それで、皮膚むしり症に悩む人が集まるチャットを見つけたので、興味本位で参加してみたんです。



そこで私は、年齢も性別も出身も様々な数百人もの人々が、むしる部位も様々に、でもみんな同じ様に皮膚むしり症に悩んでいるのを目の当たりにしました。



「誰だよ『こんな奇妙な癖を持っているのは自分だけだ』なんて思い込んでいたやつは!!私だよ!!!!!嘘じゃん!!!!!いっぱいいるじゃんか!!!!」



まずそう叫びましたね〜😅😭



そして出てくる出てくる、皮膚むしり症持ちの皆さんのお悩みの数々。



・マッサージを受けられない
・ネイルサロンに行かれない
・健康診断が辛い(手足を見せられない)
・エステに行かれない(はだか/裸足になれない)
・面接でむしっている箇所を見られるのが恐怖
・プールや温泉や海水浴で白くふやけた剥いてる箇所をみられるのが恥ずかしい
・サンダルが履けない
・指紋認証が反応しない
・調理関係の仕事に就きたいが衛生面で支障があるかもと不安
・ピアノに血がつきそうで怖い、教育関係資格のピアノテストがゆううつ
・医療美容関係の仕事に就きたいが、その手では無理ではないかと周りに反対される
・接客業など、対面で手を見みられる仕事に就くのに不安がある
・人前で剥いてしまうので視線が気になる
・逆に人前で剥かないので休日独りでいるとヤバイ
・長時間、夢中で剥いてしまってあとで無力感に苛まれる
・医療、保育、介護関連の仕事で、消毒がしみて辛い、手がさらに荒れる
・どんなに美容を頑張っても皮膚むしりするとひどく落ち込む
・意志の弱い自分を責める
・自己肯定感が下がる
・恋人や子供と手を繋ぐことができない
・子どもが悲しむ、もしくは子どもが真似してむしるので困っている
・皮膚むしりが子どもにうつった、辛い
・家族/恋人/友人にむしっているのを咎められてしんどい
・親として/配偶者として/女性(男性)として失格なのではないかと不安になる
などなど…ウップ😵‍💫



「いつもの事」で「実害はない」と思っていたはずなのに、他の人が挙げるお悩みにいちいち全部うなずいて「わかる!!!!!!!😭」と叫ぶ自分がいました。



実害ないって言っていたのは誰だよ!?
他ならぬ私ですよ。

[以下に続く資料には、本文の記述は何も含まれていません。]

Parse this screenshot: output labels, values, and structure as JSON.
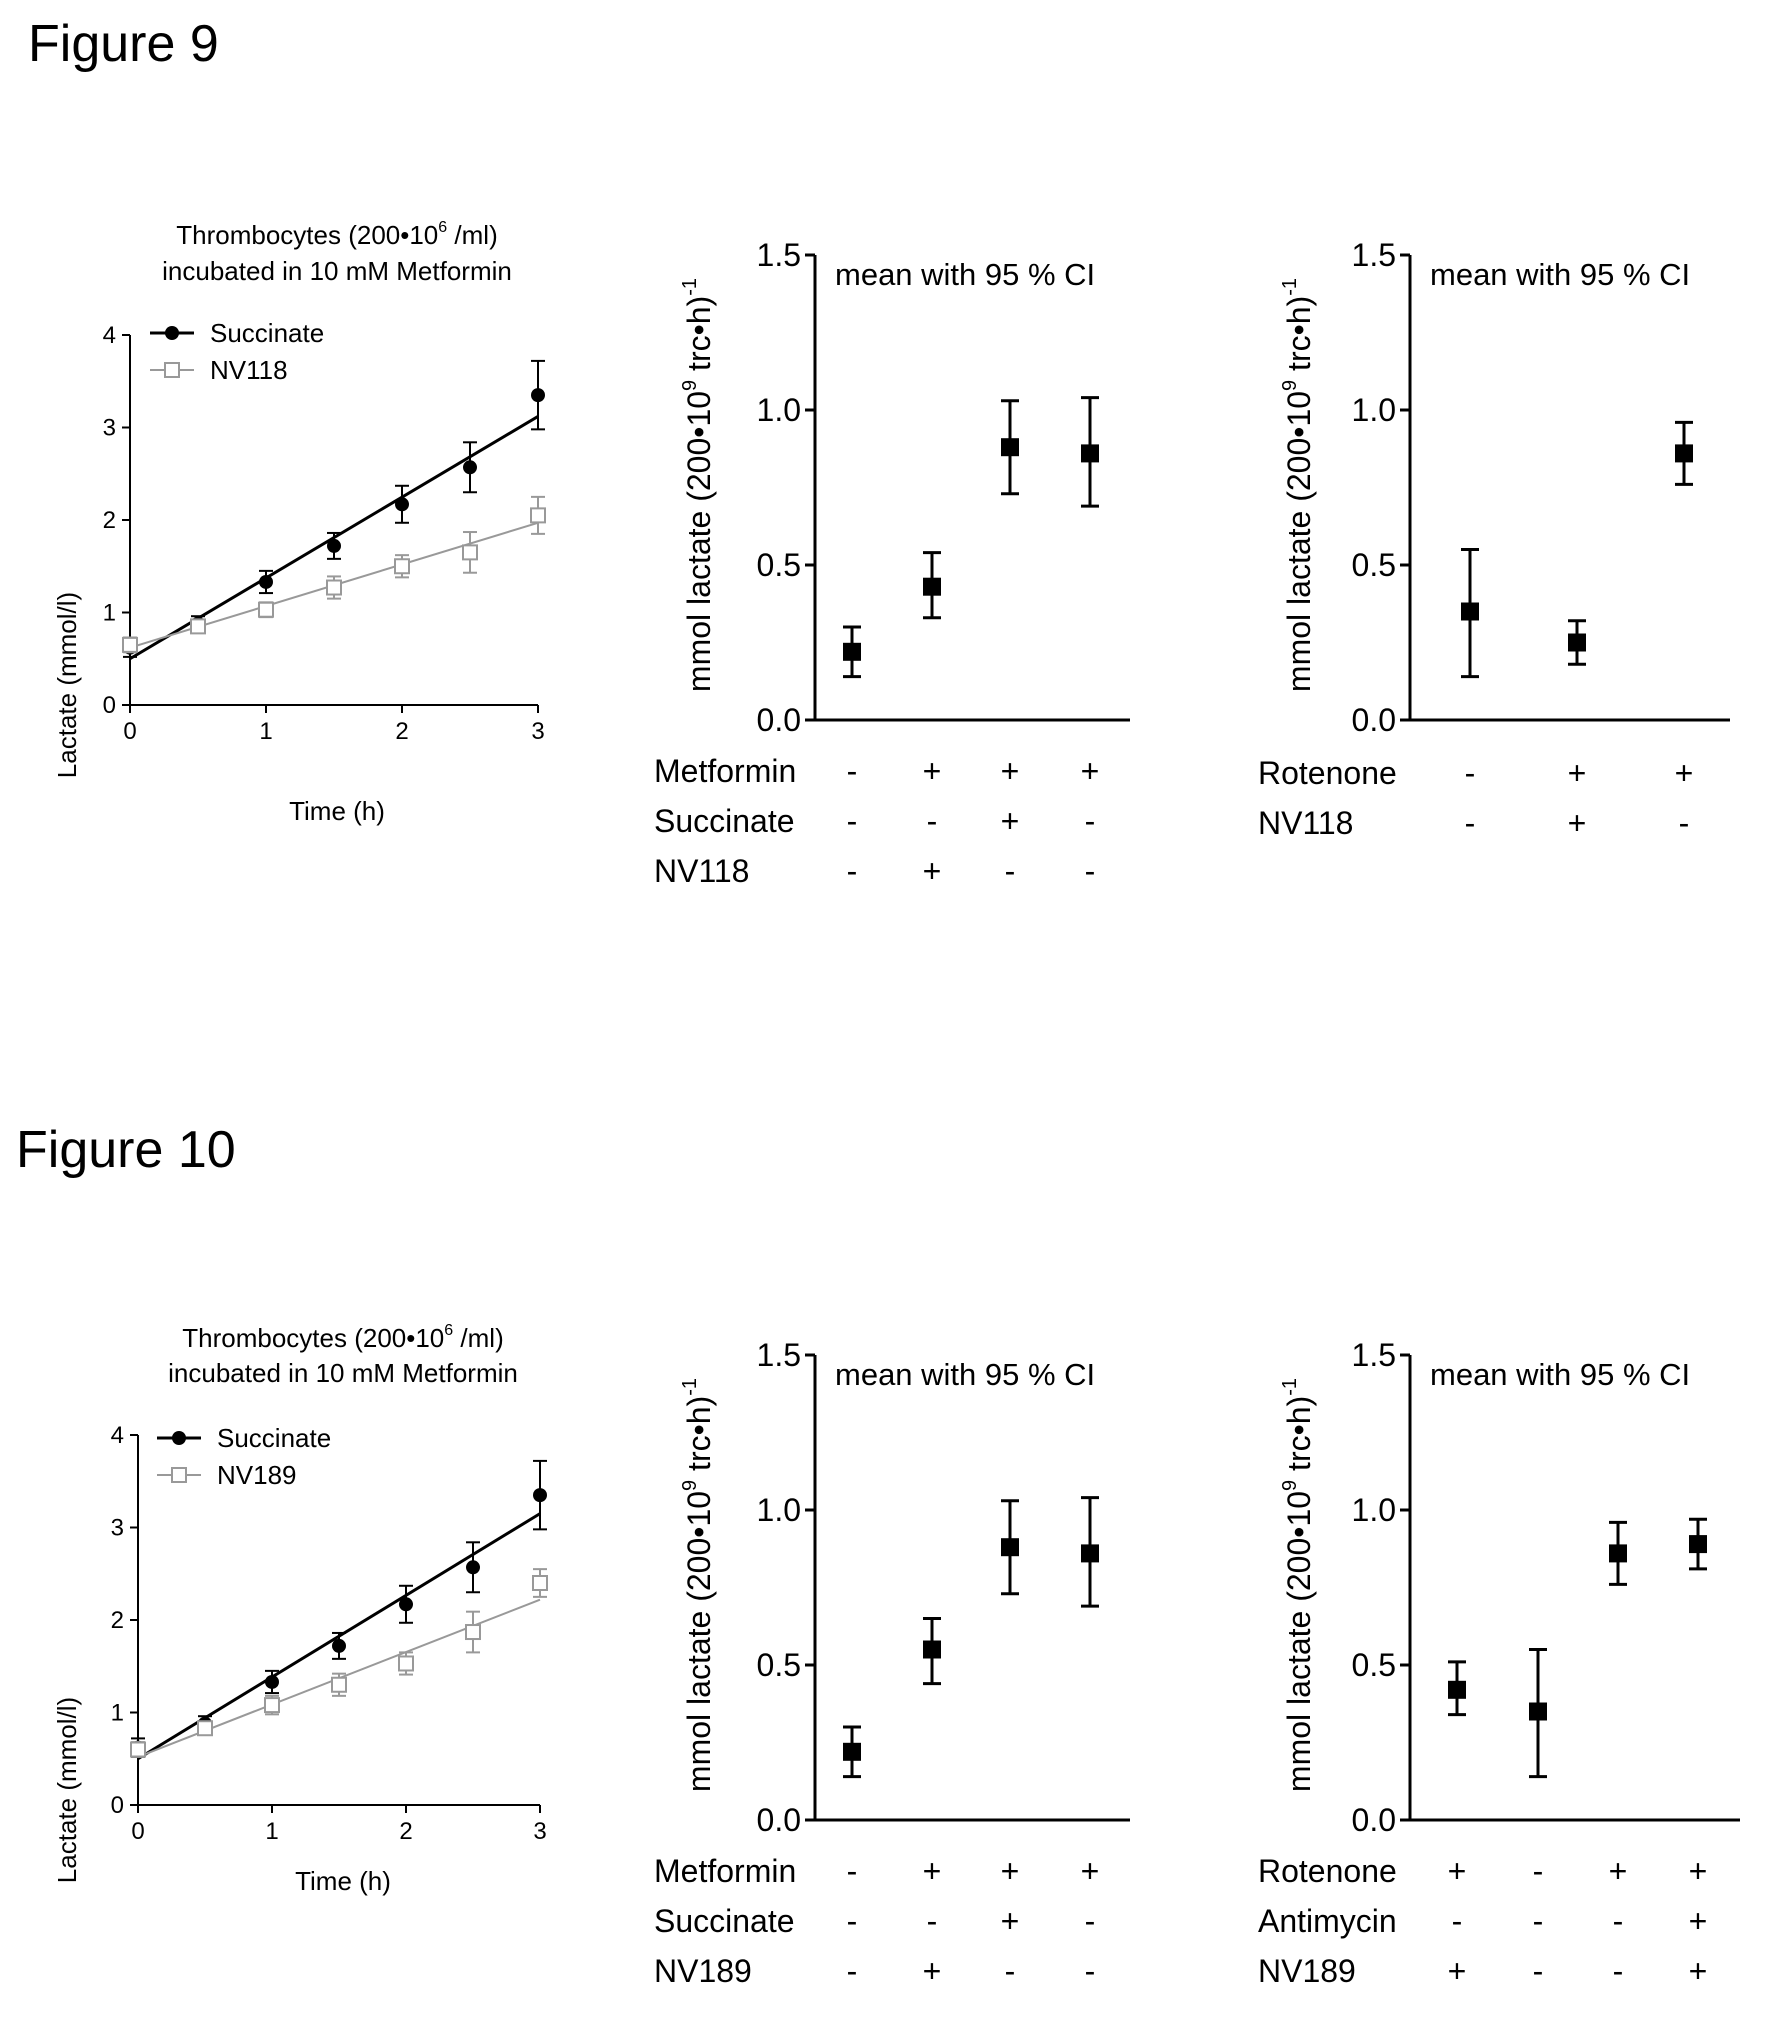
{
  "figures": [
    {
      "label": "Figure 9",
      "time_chart": {
        "title_line1": "Thrombocytes (200•10",
        "title_sup": "6",
        "title_rest": " /ml)",
        "title_line2": "incubated in 10 mM Metformin",
        "ylabel": "Lactate (mmol/l)",
        "xlabel": "Time (h)"
      }
    },
    {
      "label": "Figure 10",
      "time_chart": {
        "title_line1": "Thrombocytes (200•10",
        "title_sup": "6",
        "title_rest": " /ml)",
        "title_line2": "incubated in 10 mM Metformin",
        "ylabel": "Lactate (mmol/l)",
        "xlabel": "Time (h)"
      }
    }
  ],
  "common": {
    "annotation": "mean with 95 % CI",
    "rate_ylabel_main": "mmol lactate (200•10",
    "rate_ylabel_sup": "9",
    "rate_ylabel_mid": " trc•h)",
    "rate_ylabel_exp": "-1"
  },
  "chart_data": [
    {
      "id": "f9a",
      "type": "scatter",
      "x_ticks": [
        0,
        1,
        2,
        3
      ],
      "y_ticks": [
        0,
        1,
        2,
        3,
        4
      ],
      "xlim": [
        0,
        3
      ],
      "ylim": [
        0,
        4
      ],
      "series": [
        {
          "name": "Succinate",
          "marker": "filled-circle",
          "color": "#000000",
          "x": [
            0,
            0.5,
            1,
            1.5,
            2,
            2.5,
            3
          ],
          "y": [
            0.62,
            0.88,
            1.33,
            1.72,
            2.17,
            2.57,
            3.35
          ],
          "err": [
            0.1,
            0.08,
            0.12,
            0.14,
            0.2,
            0.27,
            0.37
          ],
          "fit": [
            [
              0,
              0.5
            ],
            [
              3,
              3.12
            ]
          ]
        },
        {
          "name": "NV118",
          "marker": "open-square",
          "color": "#999999",
          "x": [
            0,
            0.5,
            1,
            1.5,
            2,
            2.5,
            3
          ],
          "y": [
            0.65,
            0.85,
            1.03,
            1.27,
            1.5,
            1.65,
            2.05
          ],
          "err": [
            0.08,
            0.06,
            0.08,
            0.12,
            0.12,
            0.22,
            0.2
          ],
          "fit": [
            [
              0,
              0.62
            ],
            [
              3,
              1.97
            ]
          ]
        }
      ]
    },
    {
      "id": "f9b",
      "type": "scatter",
      "annotation": "mean with 95 % CI",
      "ylim": [
        0,
        1.5
      ],
      "y_ticks": [
        "0.0",
        "0.5",
        "1.0",
        "1.5"
      ],
      "means": [
        0.22,
        0.43,
        0.88,
        0.86
      ],
      "lower": [
        0.14,
        0.33,
        0.73,
        0.69
      ],
      "upper": [
        0.3,
        0.54,
        1.03,
        1.04
      ],
      "conditions": [
        {
          "name": "Metformin",
          "values": [
            "-",
            "+",
            "+",
            "+"
          ]
        },
        {
          "name": "Succinate",
          "values": [
            "-",
            "-",
            "+",
            "-"
          ]
        },
        {
          "name": "NV118",
          "values": [
            "-",
            "+",
            "-",
            "-"
          ]
        }
      ]
    },
    {
      "id": "f9c",
      "type": "scatter",
      "annotation": "mean with 95 % CI",
      "ylim": [
        0,
        1.5
      ],
      "y_ticks": [
        "0.0",
        "0.5",
        "1.0",
        "1.5"
      ],
      "means": [
        0.35,
        0.25,
        0.86
      ],
      "lower": [
        0.14,
        0.18,
        0.76
      ],
      "upper": [
        0.55,
        0.32,
        0.96
      ],
      "conditions": [
        {
          "name": "Rotenone",
          "values": [
            "-",
            "+",
            "+"
          ]
        },
        {
          "name": "NV118",
          "values": [
            "-",
            "+",
            "-"
          ]
        }
      ]
    },
    {
      "id": "f10a",
      "type": "scatter",
      "x_ticks": [
        0,
        1,
        2,
        3
      ],
      "y_ticks": [
        0,
        1,
        2,
        3,
        4
      ],
      "xlim": [
        0,
        3
      ],
      "ylim": [
        0,
        4
      ],
      "series": [
        {
          "name": "Succinate",
          "marker": "filled-circle",
          "color": "#000000",
          "x": [
            0,
            0.5,
            1,
            1.5,
            2,
            2.5,
            3
          ],
          "y": [
            0.62,
            0.88,
            1.33,
            1.72,
            2.17,
            2.57,
            3.35
          ],
          "err": [
            0.1,
            0.08,
            0.12,
            0.14,
            0.2,
            0.27,
            0.37
          ],
          "fit": [
            [
              0,
              0.5
            ],
            [
              3,
              3.15
            ]
          ]
        },
        {
          "name": "NV189",
          "marker": "open-square",
          "color": "#999999",
          "x": [
            0,
            0.5,
            1,
            1.5,
            2,
            2.5,
            3
          ],
          "y": [
            0.6,
            0.83,
            1.08,
            1.3,
            1.53,
            1.87,
            2.4
          ],
          "err": [
            0.08,
            0.07,
            0.1,
            0.12,
            0.12,
            0.22,
            0.15
          ],
          "fit": [
            [
              0,
              0.52
            ],
            [
              3,
              2.22
            ]
          ]
        }
      ]
    },
    {
      "id": "f10b",
      "type": "scatter",
      "annotation": "mean with 95 % CI",
      "ylim": [
        0,
        1.5
      ],
      "y_ticks": [
        "0.0",
        "0.5",
        "1.0",
        "1.5"
      ],
      "means": [
        0.22,
        0.55,
        0.88,
        0.86
      ],
      "lower": [
        0.14,
        0.44,
        0.73,
        0.69
      ],
      "upper": [
        0.3,
        0.65,
        1.03,
        1.04
      ],
      "conditions": [
        {
          "name": "Metformin",
          "values": [
            "-",
            "+",
            "+",
            "+"
          ]
        },
        {
          "name": "Succinate",
          "values": [
            "-",
            "-",
            "+",
            "-"
          ]
        },
        {
          "name": "NV189",
          "values": [
            "-",
            "+",
            "-",
            "-"
          ]
        }
      ]
    },
    {
      "id": "f10c",
      "type": "scatter",
      "annotation": "mean with 95 % CI",
      "ylim": [
        0,
        1.5
      ],
      "y_ticks": [
        "0.0",
        "0.5",
        "1.0",
        "1.5"
      ],
      "means": [
        0.42,
        0.35,
        0.86,
        0.89
      ],
      "lower": [
        0.34,
        0.14,
        0.76,
        0.81
      ],
      "upper": [
        0.51,
        0.55,
        0.96,
        0.97
      ],
      "conditions": [
        {
          "name": "Rotenone",
          "values": [
            "+",
            "-",
            "+",
            "+"
          ]
        },
        {
          "name": "Antimycin",
          "values": [
            "-",
            "-",
            "-",
            "+"
          ]
        },
        {
          "name": "NV189",
          "values": [
            "+",
            "-",
            "-",
            "+"
          ]
        }
      ]
    }
  ]
}
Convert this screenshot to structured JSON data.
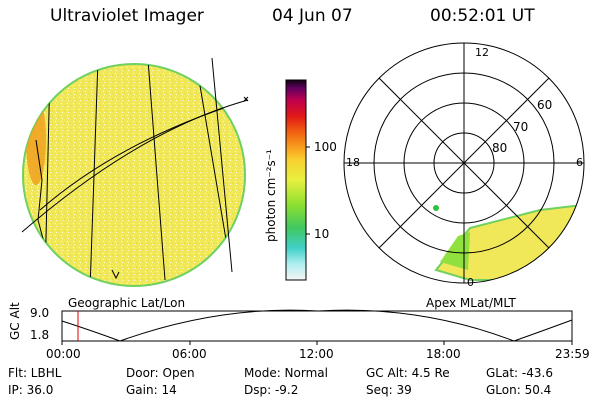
{
  "header": {
    "title": "Ultraviolet Imager",
    "date": "04 Jun 07",
    "time": "00:52:01 UT"
  },
  "colorbar": {
    "unit_label": "photon cm⁻²s⁻¹",
    "tick_100": "100",
    "tick_10": "10",
    "stops": [
      "#f0f0f0",
      "#80e0e0",
      "#40c8a0",
      "#60d040",
      "#c0e040",
      "#f0e040",
      "#f8a020",
      "#f06010",
      "#e01010",
      "#c00050",
      "#600060",
      "#100010"
    ]
  },
  "left_panel": {
    "caption": "Geographic Lat/Lon",
    "disk_color": "#f0e040"
  },
  "right_panel": {
    "caption": "Apex  MLat/MLT",
    "mlt_12": "12",
    "mlt_18": "18",
    "mlt_6": "6",
    "mlt_0": "0",
    "lat_60": "60",
    "lat_70": "70",
    "lat_80": "80"
  },
  "altitude_plot": {
    "ylabel": "GC Alt",
    "y_top": "9.0",
    "y_bottom": "1.8",
    "x_ticks": [
      "00:00",
      "06:00",
      "12:00",
      "18:00",
      "23:59"
    ],
    "marker_color": "#e00000"
  },
  "status": {
    "filt": "Flt: LBHL",
    "ip": "IP: 36.0",
    "door": "Door: Open",
    "gain": "Gain: 14",
    "mode": "Mode: Normal",
    "dsp": "Dsp:     -9.2",
    "gc_alt": "GC Alt: 4.5 Re",
    "seq": "Seq: 39",
    "glat": "GLat: -43.6",
    "glon": "GLon:  50.4"
  }
}
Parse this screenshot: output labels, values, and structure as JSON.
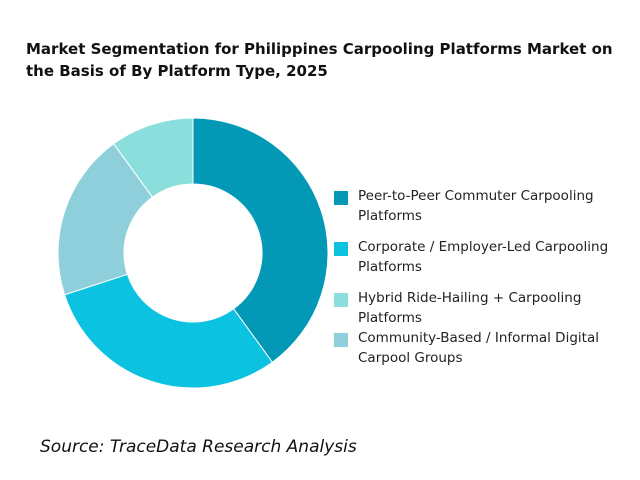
{
  "chart_data": {
    "type": "pie",
    "donut": true,
    "title": "Market Segmentation for Philippines Carpooling Platforms Market on the Basis of  By Platform Type, 2025",
    "categories": [
      "Peer-to-Peer Commuter Carpooling Platforms",
      "Corporate / Employer-Led Carpooling Platforms",
      "Hybrid Ride-Hailing + Carpooling Platforms",
      "Community-Based / Informal Digital Carpool Groups"
    ],
    "values": [
      40,
      30,
      10,
      20
    ],
    "plot_order": [
      0,
      1,
      3,
      2
    ],
    "colors": [
      "#0399b6",
      "#0cc2e1",
      "#8adedc",
      "#8ecfdb"
    ],
    "legend_position": "right",
    "source": "Source: TraceData Research Analysis"
  }
}
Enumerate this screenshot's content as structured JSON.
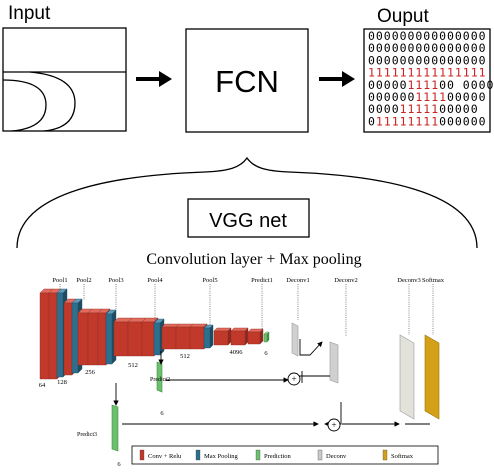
{
  "top": {
    "input_label": "Input",
    "fcn_label": "FCN",
    "output_label": "Ouput",
    "matrix_rows": [
      "000000000000000",
      "000000000000000",
      "000000000000000",
      "111111111111111",
      "00000111100 0000",
      "000000111100000",
      "00001111100000",
      "011111111000000"
    ],
    "matrix_red_ranges": [
      [],
      [],
      [],
      [
        [
          0,
          14
        ]
      ],
      [
        [
          5,
          8
        ]
      ],
      [
        [
          6,
          9
        ]
      ],
      [
        [
          4,
          8
        ]
      ],
      [
        [
          1,
          8
        ]
      ]
    ],
    "colors": {
      "red": "#cc2222",
      "black": "#000000"
    }
  },
  "vgg": {
    "box_label": "VGG net",
    "subtitle": "Convolution layer + Max pooling",
    "top_labels": [
      "Pool1",
      "Pool2",
      "Pool3",
      "Pool4",
      "Pool5",
      "Predict1",
      "Deconv1",
      "Deconv2",
      "Deconv3",
      "Softmax"
    ],
    "dim_labels": [
      "64",
      "128",
      "256",
      "512",
      "512",
      "4096",
      "6",
      "6",
      "6"
    ],
    "predict2_label": "Predict2",
    "predict3_label": "Predict3",
    "plus_symbol": "+",
    "legend": [
      {
        "label": "Conv + Relu",
        "color": "#c0392b",
        "icon": "conv-relu-swatch"
      },
      {
        "label": "Max Pooling",
        "color": "#2e6f8e",
        "icon": "max-pooling-swatch"
      },
      {
        "label": "Prediction",
        "color": "#6cbf6c",
        "icon": "prediction-swatch"
      },
      {
        "label": "Deconv",
        "color": "#c9c9c9",
        "icon": "deconv-swatch"
      },
      {
        "label": "Softmax",
        "color": "#d4a017",
        "icon": "softmax-swatch"
      }
    ]
  }
}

ええ。



実害が無いなんて…嘘だ。



こんなに沢山のことに、自分も35年間悩んできたじゃないか。😢



35年間も…😱



私は同じ皮膚むしり症を持っている他人の痛みを知って、自分が皮膚むしりに35年間どれだけ悩んできたか、自分の痛みに初めて気がつきました。



もっと言うと、35年間、自分の痛みを「麻痺させて」自分で「無視してきた」ことに初めて気がつきました。



さらには2020年の春から現在の派遣仕事がテレワークになり、皮膚むしりの頻度が劇的に下がったことで「対人ストレスが私の皮膚むしりの主な原因のひとつだったんだ!」と目の当たりにする羽目になりまして😱



どうりで幼稚園の集団生活が始まってから発症した訳だし。



「独りでいてはダメだ」と圧をかけてくる教師のもとで症状が酷くなる訳だし。



苦情を言ってくる住民に会いに行く車中で親指の皮むきが止まらなくなる訳です。



今思えば、対人ストレスで指をボロボロにしてるのに、そんな事には全く気づかず苦情処理係とか接客業ばかりわざわざ選んで就いてましたね😢



この辺の詳しい話はまた改めて書けたらいいなと思います。



ともあれ、皮膚むしり症の実害に気づき、さらにその背後にある見えない原因に気づいた今では、かつての「いつもの事だし」「実害はないから平気」と言っていたのをこう思います。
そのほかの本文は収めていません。